The installation expenses for an irrigation sub-meter in the long run can be considered as cost-neutral savings for water which will eventually pay for the initial parts and labor.

Setting up your water use for outside irrigation and inside house, this involves a little experimentation. You could use dual flow meters with separate pulse transmitters, one for irrigation outside the house, and a separate flow meter for inside water use, that would be a little redundant if your water source is all metered as city water. OTOH if you do have a separate water source for irrigation and another meter for potable water, you either have to make a choice about which is a priority to monitor for water use, or have two separate sub-meters to track of water use. Both would show up as 2 different pulse counters (or pulse transmitters, same thing) in your same cloud server.

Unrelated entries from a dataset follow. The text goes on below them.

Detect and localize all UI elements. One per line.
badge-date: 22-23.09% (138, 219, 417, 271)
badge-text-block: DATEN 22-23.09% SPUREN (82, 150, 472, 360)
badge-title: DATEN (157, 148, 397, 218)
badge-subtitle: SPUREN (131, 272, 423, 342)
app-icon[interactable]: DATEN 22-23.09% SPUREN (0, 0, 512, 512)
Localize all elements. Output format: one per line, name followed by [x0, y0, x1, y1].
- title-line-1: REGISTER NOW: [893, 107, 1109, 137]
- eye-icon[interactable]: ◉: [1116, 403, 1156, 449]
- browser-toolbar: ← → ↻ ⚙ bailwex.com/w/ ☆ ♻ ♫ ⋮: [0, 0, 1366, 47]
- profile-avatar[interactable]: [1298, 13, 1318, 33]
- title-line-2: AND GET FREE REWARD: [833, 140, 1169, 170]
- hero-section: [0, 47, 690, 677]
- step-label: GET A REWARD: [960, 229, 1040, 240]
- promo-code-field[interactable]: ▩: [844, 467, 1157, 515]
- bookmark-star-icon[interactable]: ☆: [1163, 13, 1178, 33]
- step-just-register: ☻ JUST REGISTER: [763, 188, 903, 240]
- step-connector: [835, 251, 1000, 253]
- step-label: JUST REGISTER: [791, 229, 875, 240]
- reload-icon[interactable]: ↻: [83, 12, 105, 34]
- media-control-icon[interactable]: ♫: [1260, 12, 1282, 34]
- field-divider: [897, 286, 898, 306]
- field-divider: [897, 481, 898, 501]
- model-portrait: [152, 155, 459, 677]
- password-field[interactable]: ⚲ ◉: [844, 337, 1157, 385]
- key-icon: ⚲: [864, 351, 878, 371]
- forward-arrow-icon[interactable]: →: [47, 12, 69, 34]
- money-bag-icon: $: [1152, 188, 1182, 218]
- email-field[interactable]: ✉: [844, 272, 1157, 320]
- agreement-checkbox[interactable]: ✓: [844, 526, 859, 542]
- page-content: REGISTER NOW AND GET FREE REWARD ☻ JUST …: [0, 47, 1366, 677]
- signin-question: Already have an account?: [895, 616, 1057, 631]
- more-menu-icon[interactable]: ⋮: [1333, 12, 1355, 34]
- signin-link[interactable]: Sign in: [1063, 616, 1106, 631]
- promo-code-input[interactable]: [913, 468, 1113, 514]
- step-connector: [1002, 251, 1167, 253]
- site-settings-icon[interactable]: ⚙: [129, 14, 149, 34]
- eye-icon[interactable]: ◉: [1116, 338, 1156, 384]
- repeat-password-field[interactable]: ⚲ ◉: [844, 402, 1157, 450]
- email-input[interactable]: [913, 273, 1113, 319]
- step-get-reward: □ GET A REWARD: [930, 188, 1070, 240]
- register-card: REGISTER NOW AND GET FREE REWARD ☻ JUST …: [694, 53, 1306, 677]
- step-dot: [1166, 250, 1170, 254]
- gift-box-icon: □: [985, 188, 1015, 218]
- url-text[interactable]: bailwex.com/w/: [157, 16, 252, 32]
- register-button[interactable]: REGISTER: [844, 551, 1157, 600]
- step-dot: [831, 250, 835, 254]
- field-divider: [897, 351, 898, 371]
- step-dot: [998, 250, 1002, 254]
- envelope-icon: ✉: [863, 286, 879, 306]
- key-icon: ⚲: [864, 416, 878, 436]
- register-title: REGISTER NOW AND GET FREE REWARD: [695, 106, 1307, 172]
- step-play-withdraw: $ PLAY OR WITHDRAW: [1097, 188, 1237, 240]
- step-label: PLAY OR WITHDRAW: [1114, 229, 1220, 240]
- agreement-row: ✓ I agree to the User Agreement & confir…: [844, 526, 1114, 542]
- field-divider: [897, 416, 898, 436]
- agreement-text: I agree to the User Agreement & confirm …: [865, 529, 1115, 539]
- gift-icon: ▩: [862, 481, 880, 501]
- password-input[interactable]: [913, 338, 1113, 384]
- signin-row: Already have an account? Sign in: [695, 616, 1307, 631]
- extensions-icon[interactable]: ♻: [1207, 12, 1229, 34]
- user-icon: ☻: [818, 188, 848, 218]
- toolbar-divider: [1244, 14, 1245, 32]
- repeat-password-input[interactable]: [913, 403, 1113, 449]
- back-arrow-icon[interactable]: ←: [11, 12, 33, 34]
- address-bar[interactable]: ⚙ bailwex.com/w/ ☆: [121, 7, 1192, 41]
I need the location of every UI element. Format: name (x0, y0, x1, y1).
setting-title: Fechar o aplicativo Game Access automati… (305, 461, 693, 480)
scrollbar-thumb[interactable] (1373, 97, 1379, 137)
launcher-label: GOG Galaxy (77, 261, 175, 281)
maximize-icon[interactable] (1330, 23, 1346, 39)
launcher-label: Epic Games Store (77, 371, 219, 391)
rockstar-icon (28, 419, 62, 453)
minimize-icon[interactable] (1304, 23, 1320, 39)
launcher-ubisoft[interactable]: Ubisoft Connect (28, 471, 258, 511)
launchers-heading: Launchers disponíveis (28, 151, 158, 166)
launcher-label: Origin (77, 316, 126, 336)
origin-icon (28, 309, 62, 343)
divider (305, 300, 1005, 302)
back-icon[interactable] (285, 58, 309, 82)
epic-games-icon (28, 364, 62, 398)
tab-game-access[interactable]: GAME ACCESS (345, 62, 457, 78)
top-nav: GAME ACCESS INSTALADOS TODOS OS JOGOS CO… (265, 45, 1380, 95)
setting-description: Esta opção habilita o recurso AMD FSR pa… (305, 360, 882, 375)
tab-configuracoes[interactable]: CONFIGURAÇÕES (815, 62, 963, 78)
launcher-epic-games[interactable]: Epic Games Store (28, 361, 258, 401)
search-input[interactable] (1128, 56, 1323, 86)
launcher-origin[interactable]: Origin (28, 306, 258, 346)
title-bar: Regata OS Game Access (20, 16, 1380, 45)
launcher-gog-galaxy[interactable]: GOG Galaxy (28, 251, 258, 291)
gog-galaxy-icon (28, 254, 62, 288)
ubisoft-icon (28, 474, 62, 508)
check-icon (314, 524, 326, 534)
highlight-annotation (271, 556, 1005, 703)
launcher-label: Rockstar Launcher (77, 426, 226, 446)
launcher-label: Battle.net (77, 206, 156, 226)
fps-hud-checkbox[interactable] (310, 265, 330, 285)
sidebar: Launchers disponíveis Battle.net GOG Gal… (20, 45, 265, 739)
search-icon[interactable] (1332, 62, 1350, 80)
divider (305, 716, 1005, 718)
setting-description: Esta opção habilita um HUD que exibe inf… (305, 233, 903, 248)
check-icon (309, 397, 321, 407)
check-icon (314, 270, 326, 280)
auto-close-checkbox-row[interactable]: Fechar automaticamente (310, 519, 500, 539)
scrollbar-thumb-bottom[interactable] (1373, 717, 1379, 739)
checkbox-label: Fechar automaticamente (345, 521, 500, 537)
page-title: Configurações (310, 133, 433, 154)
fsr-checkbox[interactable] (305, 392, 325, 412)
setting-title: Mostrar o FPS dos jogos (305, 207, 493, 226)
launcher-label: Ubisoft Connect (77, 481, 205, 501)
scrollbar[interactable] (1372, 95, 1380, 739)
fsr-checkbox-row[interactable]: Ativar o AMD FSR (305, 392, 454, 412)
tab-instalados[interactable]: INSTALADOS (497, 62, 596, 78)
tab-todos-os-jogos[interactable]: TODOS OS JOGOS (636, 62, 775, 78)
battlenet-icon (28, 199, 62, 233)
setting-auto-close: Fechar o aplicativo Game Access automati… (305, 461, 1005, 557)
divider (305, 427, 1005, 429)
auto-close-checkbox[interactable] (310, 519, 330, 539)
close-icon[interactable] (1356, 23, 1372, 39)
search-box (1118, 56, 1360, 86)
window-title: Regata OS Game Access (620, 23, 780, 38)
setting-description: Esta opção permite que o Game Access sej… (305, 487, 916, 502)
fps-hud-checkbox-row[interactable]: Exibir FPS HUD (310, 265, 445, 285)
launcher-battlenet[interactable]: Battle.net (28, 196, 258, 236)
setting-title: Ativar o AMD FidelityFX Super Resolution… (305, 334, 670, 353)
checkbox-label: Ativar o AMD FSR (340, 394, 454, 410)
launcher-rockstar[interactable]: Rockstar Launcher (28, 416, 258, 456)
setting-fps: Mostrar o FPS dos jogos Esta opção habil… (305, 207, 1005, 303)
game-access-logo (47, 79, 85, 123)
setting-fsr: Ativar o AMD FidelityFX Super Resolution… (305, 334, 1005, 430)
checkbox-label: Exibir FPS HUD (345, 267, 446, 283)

As part of an additional lawn maintenance service to your address, I can respond to your watering issues or emergencies on a priority, on-call basis. Response is based on location.

Note: there are lately on the market some high-priced wireless or smart irrigation controllers which are just glitzy versions of the same old-fashioned, tried and true hardwired controllers. They don't do anything differently other than to collect online weather data such as local rainfall, humidity, wind, soil condition, ect., to make pre-programmed decisions that calculate evapotranspiration (ET) to run irrigation.

That's all fine and well but without actual water flow being monitored and recorded, a smart controller
is dumb as a rock if one of your irrigation valves is stuck on and is running 24-7 and you're not there to
notice it. Or you accidentally cut an irrigation wire when planting a shrub, and your irrigation doesn't
run anymore. Then your lawn dries up and starts to die, but your irrigation controller is still functioning,
all is fine and well in the ET world and the fancy network controller. Except for one minor thing: it's not
putting water on your lawn.

The raison d'├ętre for a irrigation controller is to put water on your yard on a regular basis. Don't put
the cart before the horse: without flow data(or lack of it), how much or how little water is going on your
lawn? ET will manage your water use in a perfect world, but not in a normal way for irrigation.